Enfin, de plus en plus, des programmes sont mis en place en dehors de contexte de « crises » et sur des durées plus longues (plusieurs années). Ce caractère durable vise à permettre aux filets sociaux de prévenir les crises et de s’attaquer à la faim chronique, en agissant notamment sur la pauvreté des ménages. De tels systèmes reviendraient moins chers que des filets sociaux « curatifs » mis en place à la hâte et à répétition.

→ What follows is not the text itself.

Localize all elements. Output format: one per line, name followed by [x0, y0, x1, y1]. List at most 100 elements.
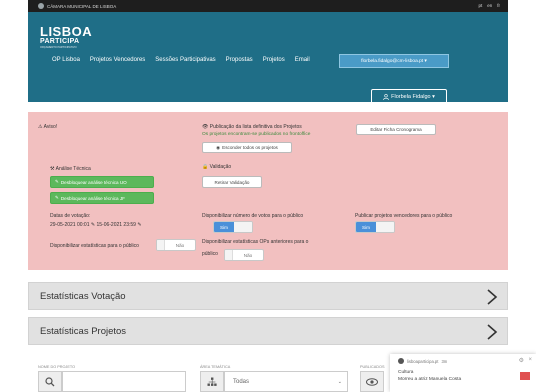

Ces évolutions sont néanmoins relativement lentes et tardives en Afrique de l’Ouest. Certes, depuis la fin des années 2000, les États et la Cedeao intègrent les filets sociaux dans leur politique agricole (Ecowap). On assiste aussi au développement de filets sociaux « prévisibles » (mis en place sur plusieurs années), mais qui ne touchent que peu de ménages, et qui sont essentiellement financés et déployés par des acteurs extérieurs, notamment la Banque mondiale. Les pouvoirs publics nationaux se retrouvent surtout cantonnés à un rôle de supervision, souvent théorique, de ces programmes.
L’institutionnalisation et la mise à l’échelle apparaissent ainsi aujourd’hui comme des conditions sine qua non pour la mise en œuvre de véritables filets de protection sociale en Afrique de l’Ouest, qui soient prévisibles, pour partie indépendants des conjonctures de crises et inscrits dans la loi.